Summer’s final events are an all-women’s cruise, near the end of September, followed by a “stag cruise” for the guys in early October. The festivities involve drinking, barbecuing, playing bocci ball and a skeet-shooting contest held on the boats offshore, says Doug West, vice-commodore of the 93-year-old Balboa Yacht Club. In between those organized gatherings are many smaller, more personal moments.
During a lazy afternoon sitting near the beach, Bill Powers appears, announcing there’s been a nearby buffalo sighting, and several men go hiking along a rutted dirt road into the backcountry. Shirtless and sockless, Powers soon spots the huge animal grazing in a ditch.

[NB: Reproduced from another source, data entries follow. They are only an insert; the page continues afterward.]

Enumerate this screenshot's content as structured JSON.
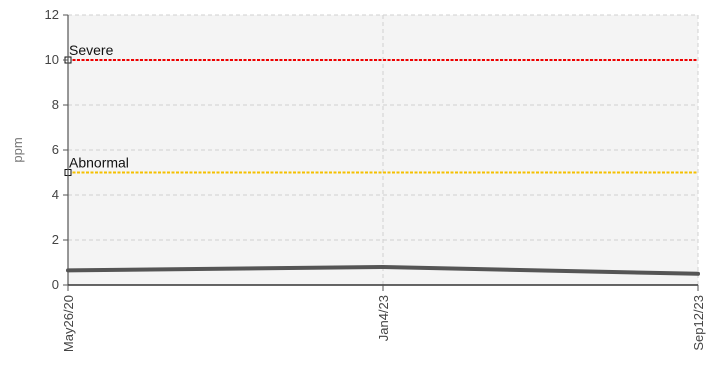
{
  "chart_data": {
    "type": "line",
    "title": "",
    "xlabel": "",
    "ylabel": "ppm",
    "ylim": [
      0,
      12
    ],
    "y_ticks": [
      "0",
      "2",
      "4",
      "6",
      "8",
      "10",
      "12"
    ],
    "x_ticks": [
      "May26/20",
      "Jan4/23",
      "Sep12/23"
    ],
    "grid": true,
    "reference_lines": [
      {
        "label": "Severe",
        "value": 10,
        "color": "#ee0000"
      },
      {
        "label": "Abnormal",
        "value": 5,
        "color": "#f5c000"
      }
    ],
    "series": [
      {
        "color": "#555555",
        "points": [
          {
            "x": "May26/20",
            "y": 0.65
          },
          {
            "x": "Jan4/23",
            "y": 0.8
          },
          {
            "x": "Sep12/23",
            "y": 0.5
          }
        ]
      }
    ]
  }
}
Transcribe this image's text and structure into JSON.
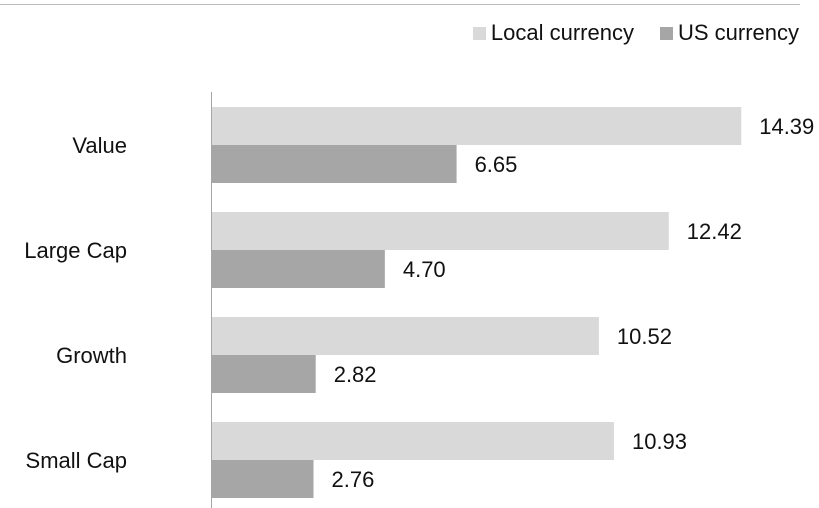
{
  "chart_data": {
    "type": "bar",
    "orientation": "horizontal",
    "categories": [
      "Value",
      "Large Cap",
      "Growth",
      "Small Cap"
    ],
    "series": [
      {
        "name": "Local currency",
        "values": [
          14.39,
          12.42,
          10.52,
          10.93
        ],
        "labels": [
          "14.39",
          "12.42",
          "10.52",
          "10.93"
        ]
      },
      {
        "name": "US currency",
        "values": [
          6.65,
          4.7,
          2.82,
          2.76
        ],
        "labels": [
          "6.65",
          "4.70",
          "2.82",
          "2.76"
        ]
      }
    ],
    "xlim": [
      0,
      21.1
    ],
    "legend_position": "top-right",
    "grid": false,
    "title": "",
    "xlabel": "",
    "ylabel": ""
  },
  "colors": {
    "Local currency": "#d9d9d9",
    "US currency": "#a6a6a6",
    "axis": "#a6a6a6",
    "rule": "#bdbdbd"
  }
}
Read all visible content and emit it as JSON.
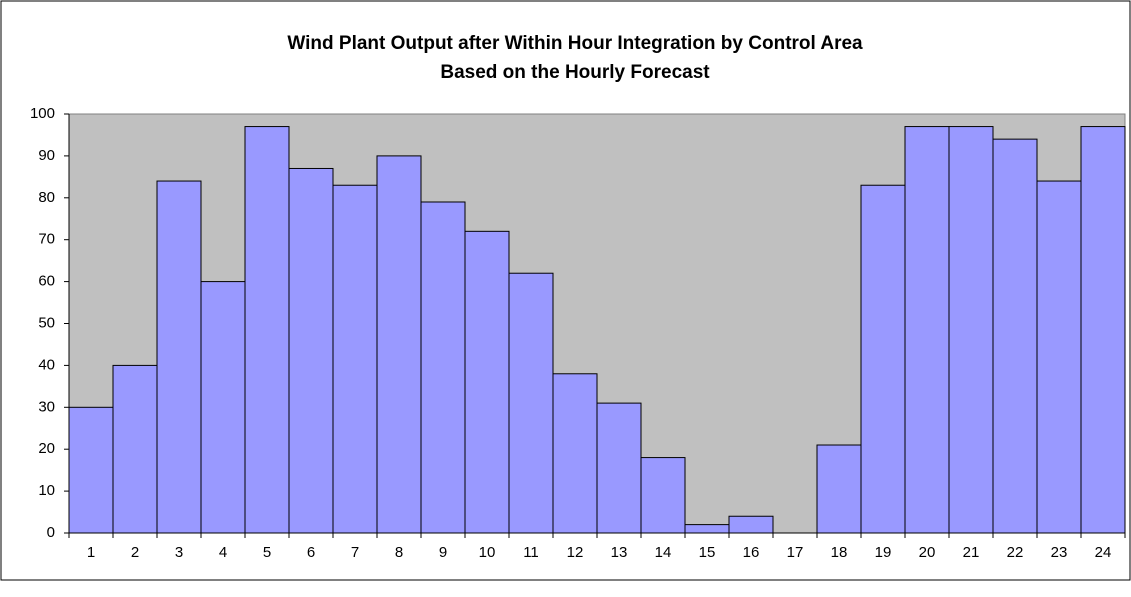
{
  "chart_data": {
    "type": "bar",
    "title": [
      "Wind Plant Output after Within Hour Integration by Control Area",
      "Based on the Hourly Forecast"
    ],
    "categories": [
      "1",
      "2",
      "3",
      "4",
      "5",
      "6",
      "7",
      "8",
      "9",
      "10",
      "11",
      "12",
      "13",
      "14",
      "15",
      "16",
      "17",
      "18",
      "19",
      "20",
      "21",
      "22",
      "23",
      "24"
    ],
    "values": [
      30,
      40,
      84,
      60,
      97,
      87,
      83,
      90,
      79,
      72,
      62,
      38,
      31,
      18,
      2,
      4,
      0,
      21,
      83,
      97,
      97,
      94,
      84,
      97
    ],
    "color": "#9999ff",
    "plot_background": "#c0c0c0",
    "ylim": [
      0,
      100
    ],
    "yticks": [
      0,
      10,
      20,
      30,
      40,
      50,
      60,
      70,
      80,
      90,
      100
    ],
    "grid": false
  }
}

“There he is, boys! Do I have an eye?”
The group edges closer for photographs.
“If he comes over that berm,” Powers jokes, “it’s every man for himself!”
The hike continues up the steeply angled hillside, switching back past a water tank to a high ridge overlooking the cove. It’s become a rite of passage for young teens, a sweating Powers says, to hike the three miles up to the main road – and then, for the really fit, two additional miles to Airport in the Sky, at an elevation of 1,602 feet. It’s no small boast to say, “Hey, I made the airport,” Powers says. “You go to the airport, get a buffalo burger with your old man and walk home.”
There’s nothing better – unless it’s sleeping that night on the boat, the stars clear in the sky, the swells lolling you toward dreams. “It’s wonderful,” Bill Powers says, and Meg jokes they should have a machine at home to simulate the ocean. “The water just rocks you to sleep.”